City to arrange funding for officer's funeral
The city of Detroit will arrange private funding for expenses related to the Friday funeral of deceased Officer Glenn Doss, officials confirmed Wednesday.
Doss died Sunday after being shot in the head while responding to a domestic violence call on Detroit's east side Jan. 24. He was 25.
Alexis Wiley, chief of staff for Mayor Mike Duggan, said the funeral will be funded by "very generous" private donors who have insisted their names not be given.
Beyond that, the Detroit Department of Transportation will use two buses, and possibly more, to transport officers who want to attend. O.H. Pye III Funeral Home has also donated its services. The private venue that will host the repast has donated the cost of 200 meals, Wiley said, and the Detroit Public Safety Foundation will cover another 200.
At the announcement of Doss' death, outside of the emergency room at Detroit Receiving Hospital, Mayor Mike Duggan said he and Police Chief James Craig, who is also deputy mayor, would talk about whether the city covering those expenses was a possibility.
Doss' funeral service will be 11 a.m. Friday at Greater Grace Temple at 23500 West Seven Mile. Bishop Charles Ellis III will conduct the service, which will be held in the main sanctuary. If guests occupy "every single seat," about 6,000 people could squeeze into the sanctuary, said Brenda Murray, an assistant administrator at the church. There is also a chapel that could fit 700 people and a banquet hall that could fit another 900.
Duggan said Sunday that Doss was "everything good about the city of Detroit," a young man who opted to serve in Detroit when he could have gone elsewhere.
Craig called Doss "one of Detroit's finest" and an "American hero."
Police said Doss was among the officers responding to a 10:30 p.m. call Wednesday from someone believed to be Brooks in a domestic violence case at a home in the 5500 block of McDougall, near Interstate 94 and Chene Street.
When officers arrived, Brooks was outside of the home and allegedly fired at them. Doss was a passenger in one of the patrol vehicles. His partner, Officer Samuel Anderson, notified other officers about the ambush on the police radio, then drove Doss to the hospital, quick actions that officials say may have saved lives and given Doss a chance at survival.

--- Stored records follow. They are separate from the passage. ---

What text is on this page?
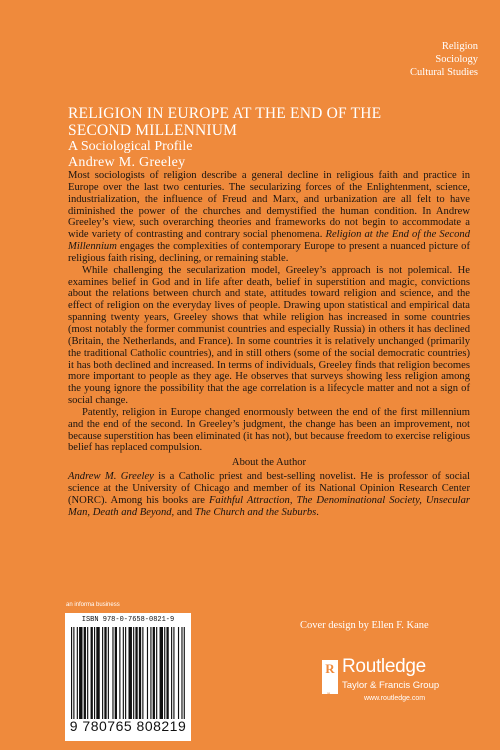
Religion
Sociology
Cultural Studies
RELIGION IN EUROPE AT THE END OF THE
SECOND MILLENNIUM
A Sociological Profile
Andrew M. Greeley

Most sociologists of religion describe a general decline in religious faith and practice in Europe over the last two centuries. The secularizing forces of the Enlightenment, science, industrialization, the influence of Freud and Marx, and urbanization are all felt to have diminished the power of the churches and demystified the human condition. In Andrew Greeley’s view, such overarching theories and frameworks do not begin to accommodate a wide variety of contrasting and contrary social phenomena. Religion at the End of the Second Millennium engages the complexities of contemporary Europe to present a nuanced picture of religious faith rising, declining, or remaining stable.

While challenging the secularization model, Greeley’s approach is not polemical. He examines belief in God and in life after death, belief in superstition and magic, convictions about the relations between church and state, attitudes toward religion and science, and the effect of religion on the everyday lives of people. Drawing upon statistical and empirical data spanning twenty years, Greeley shows that while religion has increased in some countries (most notably the former communist countries and especially Russia) in others it has declined (Britain, the Netherlands, and France). In some countries it is relatively unchanged (primarily the traditional Catholic countries), and in still others (some of the social democratic countries) it has both declined and increased. In terms of individuals, Greeley finds that religion becomes more important to people as they age. He observes that surveys showing less religion among the young ignore the possibility that the age correlation is a lifecycle matter and not a sign of social change.

Patently, religion in Europe changed enormously between the end of the first millennium and the end of the second. In Greeley’s judgment, the change has been an improvement, not because superstition has been eliminated (it has not), but because freedom to exercise religious belief has replaced compulsion.

About the Author

Andrew M. Greeley is a Catholic priest and best-selling novelist. He is professor of social science at the University of Chicago and member of its National Opinion Research Center (NORC). Among his books are Faithful Attraction, The Denominational Society, Unsecular Man, Death and Beyond, and The Church and the Suburbs.

an informa business
ISBN 978-0-7658-0821-9
9 780765 808219
Cover design by Ellen F. Kane
R
ROUTLEDGE
Routledge
Taylor & Francis Group
www.routledge.com
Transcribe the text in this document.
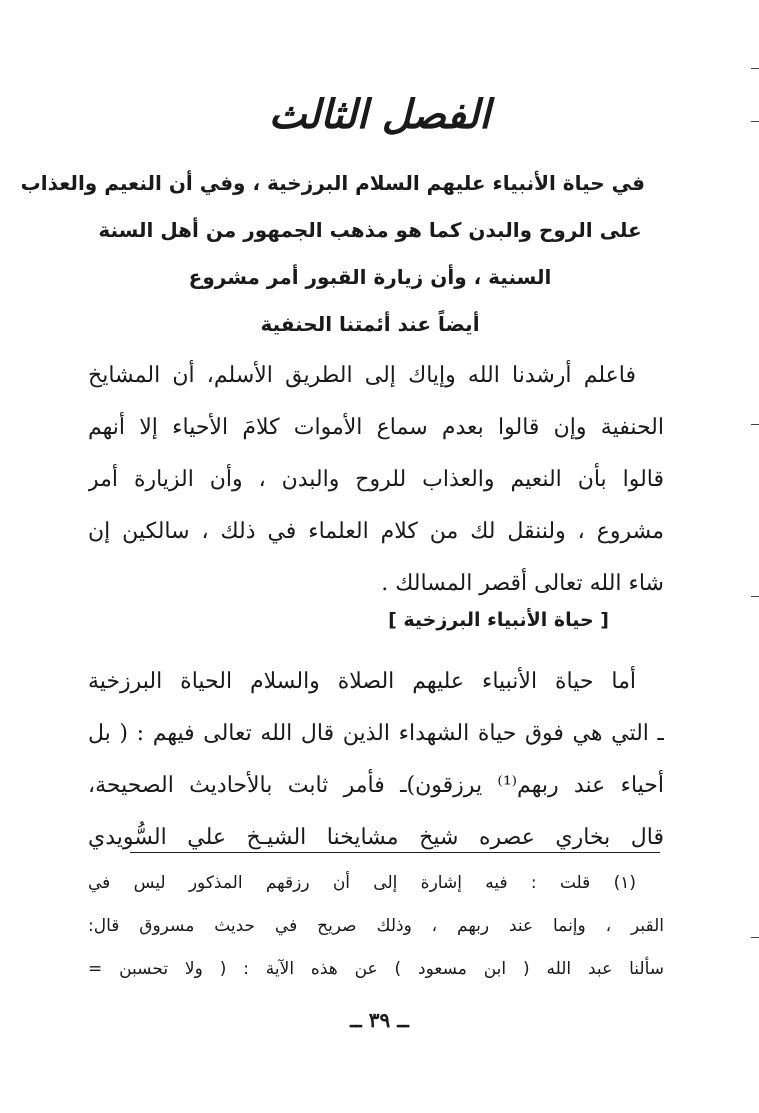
الفصل الثالث
في حياة الأنبياء عليهم السلام البرزخية ، وفي أن النعيم والعذاب
على الروح والبدن كما هو مذهب الجمهور من أهل السنة
السنية ، وأن زيارة القبور أمر مشروع
أيضاً عند أئمتنا الحنفية
فاعلم أرشدنا الله وإياك إلى الطريق الأسلم، أن المشايخ
الحنفية وإن قالوا بعدم سماع الأموات كلامَ الأحياء إلا أنهم
قالوا بأن النعيم والعذاب للروح والبدن ، وأن الزيارة أمر
مشروع ، ولننقل لك من كلام العلماء في ذلك ، سالكين إن
شاء الله تعالى أقصر المسالك .
[ حياة الأنبياء البرزخية ]
أما حياة الأنبياء عليهم الصلاة والسلام الحياة البرزخية
ـ التي هي فوق حياة الشهداء الذين قال الله تعالى فيهم : ( بل
أحياء عند ربهم⁽¹⁾ يرزقون)ـ فأمر ثابت بالأحاديث الصحيحة،
قال بخاري عصره شيخ مشايخنا الشيـخ علي السُّويدي
(١) قلت : فيه إشارة إلى أن رزقهم المذكور ليس في
القبر ، وإنما عند ربهم ، وذلك صريح في حديث مسروق قال:
سألنا عبد الله ( ابن مسعود ) عن هذه الآية : ( ولا تحسبن =
ــ ٣٩ ــ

On Monday, Glenn Sr. spoke at the vigil honoring his son, at the younger son's home precinct, the 7th, to encourage a spirit of brotherhood in the Detroit Police Department.
“In my heart, I think this happened to Glenn Doss because a greater good will come out of this,” Glenn Sr. said, before telling his fellow officers: “If you have a problem with your brothers and sisters in blue, life is too short — it’s never too late to go to them and apologize.”
A GoFundMe page set up to meet the family's ongoing needs has taken in about $45,000 as of Wednesday afternoon.
The Detroit Police Officers Association could not immediately be reached for comment. On Sunday, Mark Diaz, president of the Detroit police union, had noted that the city does not customarily pay for the funerals of fallen officers, and said "it's very unfortunate that's the case," noting the high attendance officer funerals tend to draw and that those costs come immediately, often before insurance or other aid has reached the family's hands.
Decharlos Brooks, 43, the man suspected of firing the shot that killed Doss, has been charged with first-degree murder, the murder of a peace officer, one count of carrying a dangerous weapon, seven counts of resisting and obstructing, eight counts of assault with intent to murder, and 17 counts of felony firearm. He is at Wayne County Jail and is due in court Tuesday for a probable cause conference – and to be arraigned on the murder charges – on Tuesday at Third Circuit Court in Detroit.